Each event captures the actor (authenticated user ID), action, target app, outcome, an optional detail, and a timestamp:

ActionRecorded whenOutcomes
deploya new app or redeploy (via API or MCP)ok, denied, error
deletean app is deleted (via API or MCP)ok, error
rollbackan artifact is rolled back to a prior versionok, error

outcome=denied is how a quota rejection shows up; error carries the failure reason in detail.

Querying it

Admins read the trail over the API (the admin role is required — non-admins get 403):

curl -H "Authorization: Bearer $ADMIN_TOKEN" \
"https://vibed.example.com/v1/audit?actor=alice&action=deploy&app=my-site&limit=100"
{ "events": [
{ "time": "2026-05-24T10:02:11Z", "actor": "alice", "action": "deploy", "target": "my-site", "outcome": "ok" },
{ "time": "2026-05-24T09:58:03Z", "actor": "bob", "action": "delete", "target": "old-demo", "outcome": "ok" }
] }

All filters (actor, action, app, limit) are optional; results come back newest-first.

Storage

  • SQLite backend (store.backend: sqlite): events persist in the same database as everything else and survive restarts.
  • Memory / ConfigMap backends: the trail is kept in memory only and is lost on restart (vibeD logs a warning at startup).
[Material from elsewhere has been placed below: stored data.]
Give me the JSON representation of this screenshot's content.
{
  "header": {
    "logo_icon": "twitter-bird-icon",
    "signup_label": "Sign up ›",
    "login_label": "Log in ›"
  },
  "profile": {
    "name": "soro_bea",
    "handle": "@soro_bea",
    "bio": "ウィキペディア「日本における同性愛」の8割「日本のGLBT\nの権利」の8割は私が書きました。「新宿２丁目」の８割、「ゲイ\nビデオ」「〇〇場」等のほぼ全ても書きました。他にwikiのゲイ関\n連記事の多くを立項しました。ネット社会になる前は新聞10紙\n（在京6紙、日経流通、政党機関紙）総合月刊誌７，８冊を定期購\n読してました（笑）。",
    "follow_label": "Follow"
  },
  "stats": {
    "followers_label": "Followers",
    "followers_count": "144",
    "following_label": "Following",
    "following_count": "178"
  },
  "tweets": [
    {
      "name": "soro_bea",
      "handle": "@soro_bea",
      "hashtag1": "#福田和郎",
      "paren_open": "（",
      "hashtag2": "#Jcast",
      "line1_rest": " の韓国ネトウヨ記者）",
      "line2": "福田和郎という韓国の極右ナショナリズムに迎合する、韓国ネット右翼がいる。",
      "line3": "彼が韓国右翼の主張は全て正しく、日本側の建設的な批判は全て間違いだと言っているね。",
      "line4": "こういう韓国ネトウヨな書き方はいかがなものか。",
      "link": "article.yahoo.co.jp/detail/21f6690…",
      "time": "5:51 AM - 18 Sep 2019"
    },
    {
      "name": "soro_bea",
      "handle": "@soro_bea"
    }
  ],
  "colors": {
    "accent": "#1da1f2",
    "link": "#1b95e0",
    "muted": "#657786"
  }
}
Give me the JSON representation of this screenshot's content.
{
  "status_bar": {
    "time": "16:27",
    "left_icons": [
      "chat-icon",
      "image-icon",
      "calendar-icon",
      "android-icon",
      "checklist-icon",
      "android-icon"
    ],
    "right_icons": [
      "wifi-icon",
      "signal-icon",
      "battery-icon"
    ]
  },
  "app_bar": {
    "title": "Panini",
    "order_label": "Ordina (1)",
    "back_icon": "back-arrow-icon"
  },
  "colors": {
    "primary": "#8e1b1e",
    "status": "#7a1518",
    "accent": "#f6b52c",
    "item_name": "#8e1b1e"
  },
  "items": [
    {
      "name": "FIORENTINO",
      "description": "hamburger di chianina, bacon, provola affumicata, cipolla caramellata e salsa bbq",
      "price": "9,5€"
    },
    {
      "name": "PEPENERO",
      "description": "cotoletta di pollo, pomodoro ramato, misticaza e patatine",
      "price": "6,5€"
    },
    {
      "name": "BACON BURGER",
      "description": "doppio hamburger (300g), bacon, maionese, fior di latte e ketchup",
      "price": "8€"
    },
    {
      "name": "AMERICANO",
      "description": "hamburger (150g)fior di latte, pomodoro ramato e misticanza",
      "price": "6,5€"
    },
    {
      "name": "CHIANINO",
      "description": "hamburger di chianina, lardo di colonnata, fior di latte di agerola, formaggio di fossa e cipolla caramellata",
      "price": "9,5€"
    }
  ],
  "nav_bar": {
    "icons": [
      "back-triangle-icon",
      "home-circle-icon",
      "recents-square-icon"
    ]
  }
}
Use SQLite for a durable audit trail.

Every recorded event also increments vibed_audit_events_total{action,outcome} and is mirrored to structured logs.

Egress denials

Blocked outbound connections are logged separately by the egress proxy's authorizer (see Egress Control), not in this trail — they happen in a different process on the request hot path.